Ian McIntosh wrote:

Hi Bill,

Nice to meet you Ian.

I had to unfix some GPS items in order to compile with gpsd 2.15... before that I was segfaulting with gpsd 2.28 (from debian packages).

Someone else was having trouble with the new gpsd.  I think they traced
the crash to inside gpsd.  BUT they weren't having problems with other
apps using gpsd, so I don't really know where the problem is.

Why not default to using sockets?  Is this a silly question?

Has this stuff been disabled (for the pre release?)

Yes.  Also, I no longer have a GPS receiver and I'm out of the US (no
road data here), so it's hard for me to work on it.

I am trying to see what all has been done so I can pick something out to help with.
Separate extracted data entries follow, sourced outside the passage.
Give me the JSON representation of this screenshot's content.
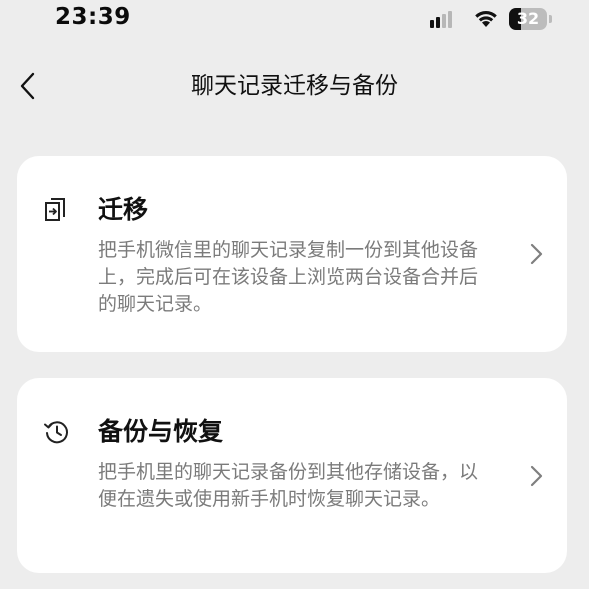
{
  "status_bar": {
    "time": "23:39",
    "battery_percent": "32",
    "battery_level": 0.32,
    "signal_icon": "cellular-signal-icon",
    "wifi_icon": "wifi-icon"
  },
  "nav": {
    "title": "聊天记录迁移与备份",
    "back_icon": "chevron-left-icon"
  },
  "cards": [
    {
      "icon": "migrate-icon",
      "title": "迁移",
      "description": "把手机微信里的聊天记录复制一份到其他设备上，完成后可在该设备上浏览两台设备合并后的聊天记录。"
    },
    {
      "icon": "history-icon",
      "title": "备份与恢复",
      "description": "把手机里的聊天记录备份到其他存储设备，以便在遗失或使用新手机时恢复聊天记录。"
    }
  ],
  "colors": {
    "background": "#ededed",
    "card": "#ffffff",
    "title_text": "#111111",
    "description_text": "#7b7b7b",
    "chevron": "#7f7f7f"
  }
}
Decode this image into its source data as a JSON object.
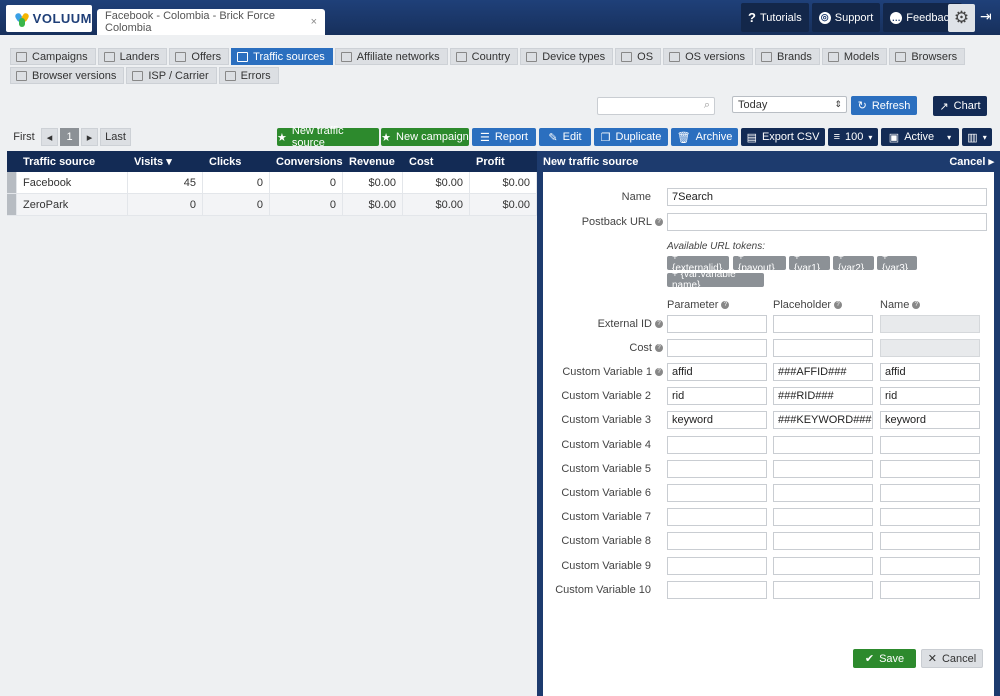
{
  "app": {
    "name": "VOLUUM",
    "tab_title": "Facebook - Colombia - Brick Force Colombia",
    "tab_close": "×"
  },
  "topnav": {
    "tutorials": "Tutorials",
    "support": "Support",
    "feedback": "Feedback"
  },
  "nav_row1": [
    "Campaigns",
    "Landers",
    "Offers",
    "Traffic sources",
    "Affiliate networks",
    "Country",
    "Device types",
    "OS",
    "OS versions",
    "Brands",
    "Models",
    "Browsers"
  ],
  "nav_row2": [
    "Browser versions",
    "ISP / Carrier",
    "Errors"
  ],
  "nav_active": "Traffic sources",
  "toolbar": {
    "date_value": "Today",
    "refresh": "Refresh",
    "chart": "Chart"
  },
  "pager": {
    "first": "First",
    "prev": "◂",
    "page": "1",
    "next": "▸",
    "last": "Last"
  },
  "actions": {
    "new_traffic_source": "New traffic source",
    "new_campaign": "New campaign",
    "report": "Report",
    "edit": "Edit",
    "duplicate": "Duplicate",
    "archive": "Archive",
    "export_csv": "Export CSV",
    "page_size": "100",
    "status": "Active"
  },
  "grid": {
    "columns": [
      "Traffic source",
      "Visits ▾",
      "Clicks",
      "Conversions",
      "Revenue",
      "Cost",
      "Profit"
    ],
    "rows": [
      [
        "Facebook",
        "45",
        "0",
        "0",
        "$0.00",
        "$0.00",
        "$0.00"
      ],
      [
        "ZeroPark",
        "0",
        "0",
        "0",
        "$0.00",
        "$0.00",
        "$0.00"
      ]
    ]
  },
  "panel": {
    "title": "New traffic source",
    "cancel_link": "Cancel ▸",
    "name_label": "Name",
    "name_value": "7Search",
    "postback_label": "Postback URL",
    "postback_value": "",
    "tokens_label": "Available URL tokens:",
    "tokens": [
      "+ {externalid}",
      "+ {payout}",
      "+ {var1}",
      "+ {var2}",
      "+ {var3}",
      "+ {var:variable name}"
    ],
    "col_parameter": "Parameter",
    "col_placeholder": "Placeholder",
    "col_name": "Name",
    "external_id": "External ID",
    "cost": "Cost",
    "variables": [
      {
        "label": "Custom Variable 1",
        "parameter": "affid",
        "placeholder": "###AFFID###",
        "name": "affid"
      },
      {
        "label": "Custom Variable 2",
        "parameter": "rid",
        "placeholder": "###RID###",
        "name": "rid"
      },
      {
        "label": "Custom Variable 3",
        "parameter": "keyword",
        "placeholder": "###KEYWORD###",
        "name": "keyword"
      },
      {
        "label": "Custom Variable 4",
        "parameter": "",
        "placeholder": "",
        "name": ""
      },
      {
        "label": "Custom Variable 5",
        "parameter": "",
        "placeholder": "",
        "name": ""
      },
      {
        "label": "Custom Variable 6",
        "parameter": "",
        "placeholder": "",
        "name": ""
      },
      {
        "label": "Custom Variable 7",
        "parameter": "",
        "placeholder": "",
        "name": ""
      },
      {
        "label": "Custom Variable 8",
        "parameter": "",
        "placeholder": "",
        "name": ""
      },
      {
        "label": "Custom Variable 9",
        "parameter": "",
        "placeholder": "",
        "name": ""
      },
      {
        "label": "Custom Variable 10",
        "parameter": "",
        "placeholder": "",
        "name": ""
      }
    ],
    "save": "Save",
    "cancel": "Cancel"
  }
}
All the GPS user-visible features need to be written or updated:

- Show on map
- Keep centered (or within a small circle to keep the # of redraws down)
- Draw trail (we will probably want line clipping for this!)
- Stick to roads

I think these are the most likely canidates for me to work on. I will have to figure out where to begin. I think getting GUI stuff reenabled would be helpful for me. I took a shot at it but had some trouble.
Then getting gpsd updated and working.
By then I could probably tell what all is working or already there.



Also, I had a lot of trouble with libmysqld. Mostly it was my unfamiliarity of how it worked (or was supposed to work). I am wandering if the install should include the mysql database (like the one I had to build in my home dir). I still don't know how I could now access the database normally. I have seen postgres's postgis stuff but am as of yet unfamiliar with mysql4's spatial stuff. I have not even peeked at the indexing/layout.

======

There is existing code in need of love:

- map_draw_cairo_road_label() in map_draw_cairo.c.  It's straight C and
some Cairo text drawing.
I am much better with existing code. I am inventive, but it doesn't make up for my lack of experience.

It's the code responsible for curved road labeling.  It's a bit long.
It could be broken up into the stages: 1. create possible draw spots, 2.
pick best, 3. draw.

I will take a look. I just updated to cairo's cvs version and got an improvement in performance.

======

If you like algorithms, you could write a polygon stitcher.  From TIGER,
we get a bunch of polygons that are touching on many points (but never
overlapping), and it would make sense to combine them into one.

It doesn't have to be fast or conserve memory, as it'll run during a
batch import process (and never on the user's PC).

Something like:

void map_math_stitch_touching_polygons(const GArray* pPoly1, const
GArray* pPoly2, GArray* pOutput);
I am not good with algorithms, but I might know where an example of something like this lives.

pOutput will be an existing (but empty) GArray.

=====

Please let me know if you want more ideas or more info on one of these!
For me it is baby steps. It would be best to get the gui pieces working and then get gpsd up to date.

hehe.  I am excited, your maps look great, and are faster then roadmap.